The couple's first child, he was named after Elizabeth's father, Thomas Perkins. John Cook died when Thomas was three years old, and his mother remarried later that same year.

At the age of 10, Cook started working as an assistant to a local market gardener for a wage of six pence a week. At the age of 14, he secured an apprenticeship with John Pegg, and spent five years as a cabinet maker.

He was brought up as a strict Baptist. In February 1826, Cook became a Baptist missionary, and toured the region as a village evangelist, distributing pamphlets and occasionally working as a cabinet maker to earn money.
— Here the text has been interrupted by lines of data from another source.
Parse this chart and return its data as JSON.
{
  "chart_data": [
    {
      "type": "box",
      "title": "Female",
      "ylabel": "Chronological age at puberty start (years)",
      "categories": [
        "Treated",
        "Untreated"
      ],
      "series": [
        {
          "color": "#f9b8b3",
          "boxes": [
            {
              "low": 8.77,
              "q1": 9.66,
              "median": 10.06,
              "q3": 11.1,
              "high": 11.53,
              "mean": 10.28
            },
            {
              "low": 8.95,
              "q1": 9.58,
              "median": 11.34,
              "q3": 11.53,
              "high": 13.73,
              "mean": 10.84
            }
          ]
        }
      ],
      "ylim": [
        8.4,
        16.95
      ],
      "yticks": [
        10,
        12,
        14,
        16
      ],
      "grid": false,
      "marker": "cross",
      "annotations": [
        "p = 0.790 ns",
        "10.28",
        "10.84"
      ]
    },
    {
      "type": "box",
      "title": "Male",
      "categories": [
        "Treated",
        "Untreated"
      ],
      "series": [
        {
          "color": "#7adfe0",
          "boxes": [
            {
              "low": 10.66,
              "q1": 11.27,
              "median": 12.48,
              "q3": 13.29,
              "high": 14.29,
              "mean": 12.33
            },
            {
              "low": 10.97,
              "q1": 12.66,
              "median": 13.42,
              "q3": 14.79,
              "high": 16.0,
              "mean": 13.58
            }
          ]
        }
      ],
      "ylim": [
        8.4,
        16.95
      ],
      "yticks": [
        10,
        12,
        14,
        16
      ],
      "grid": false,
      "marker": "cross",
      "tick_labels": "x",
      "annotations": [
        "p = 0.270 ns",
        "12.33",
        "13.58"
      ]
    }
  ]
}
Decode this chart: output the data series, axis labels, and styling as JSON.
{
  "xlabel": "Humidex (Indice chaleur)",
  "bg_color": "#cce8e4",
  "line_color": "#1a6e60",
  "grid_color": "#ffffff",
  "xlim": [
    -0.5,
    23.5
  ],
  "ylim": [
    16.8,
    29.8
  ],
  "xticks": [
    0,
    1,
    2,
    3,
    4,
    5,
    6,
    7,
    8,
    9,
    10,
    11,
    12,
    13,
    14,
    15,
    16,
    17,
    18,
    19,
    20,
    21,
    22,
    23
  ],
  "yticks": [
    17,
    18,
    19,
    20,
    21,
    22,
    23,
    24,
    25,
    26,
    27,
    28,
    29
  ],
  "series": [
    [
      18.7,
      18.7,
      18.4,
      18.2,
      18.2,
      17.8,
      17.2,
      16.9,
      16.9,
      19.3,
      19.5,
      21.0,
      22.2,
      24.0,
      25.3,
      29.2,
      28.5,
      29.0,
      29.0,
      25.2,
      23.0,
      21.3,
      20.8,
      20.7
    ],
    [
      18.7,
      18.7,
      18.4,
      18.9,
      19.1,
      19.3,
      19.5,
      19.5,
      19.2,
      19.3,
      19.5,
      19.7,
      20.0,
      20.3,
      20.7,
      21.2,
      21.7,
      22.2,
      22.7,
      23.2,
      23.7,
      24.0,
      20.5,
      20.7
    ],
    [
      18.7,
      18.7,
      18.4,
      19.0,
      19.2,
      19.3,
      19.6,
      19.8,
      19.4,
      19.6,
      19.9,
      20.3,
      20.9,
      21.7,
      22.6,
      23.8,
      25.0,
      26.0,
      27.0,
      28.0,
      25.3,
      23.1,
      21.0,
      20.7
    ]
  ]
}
In 1832, Cook moved to Adam and Eve Street in Market Harborough. Influenced by the local Baptist minister Francis Beardsall, he took the temperance pledge on New Year's Day in 1833. As a part of the temperance movement, he organised meetings and held anti-liquor processions.

On 2 March 1833, Cook married Marianne Mason. John Mason Cook, their only son, was born on 13 January 1834. Thomas Cook died on 18 July 1892, having been afflicted with blindness in his declining years.

Cook's idea to offer excursions came to him while "walking from Market Harborough to Leicester to attend a meeting of the Temperance Society". With the opening of the extended Midland Counties Railway, he arranged to take a group of temperance campaigners from Leicester Campbell Street railway station to a teetotal rally in Loughborough, eleven miles away. On 5 July 1841, Thomas Cook escorted around 500 people, who paid one shilling each for the return train journey, on his first excursion. During the following three summers he planned and conducted outings for local temperance societies and Sunday school children.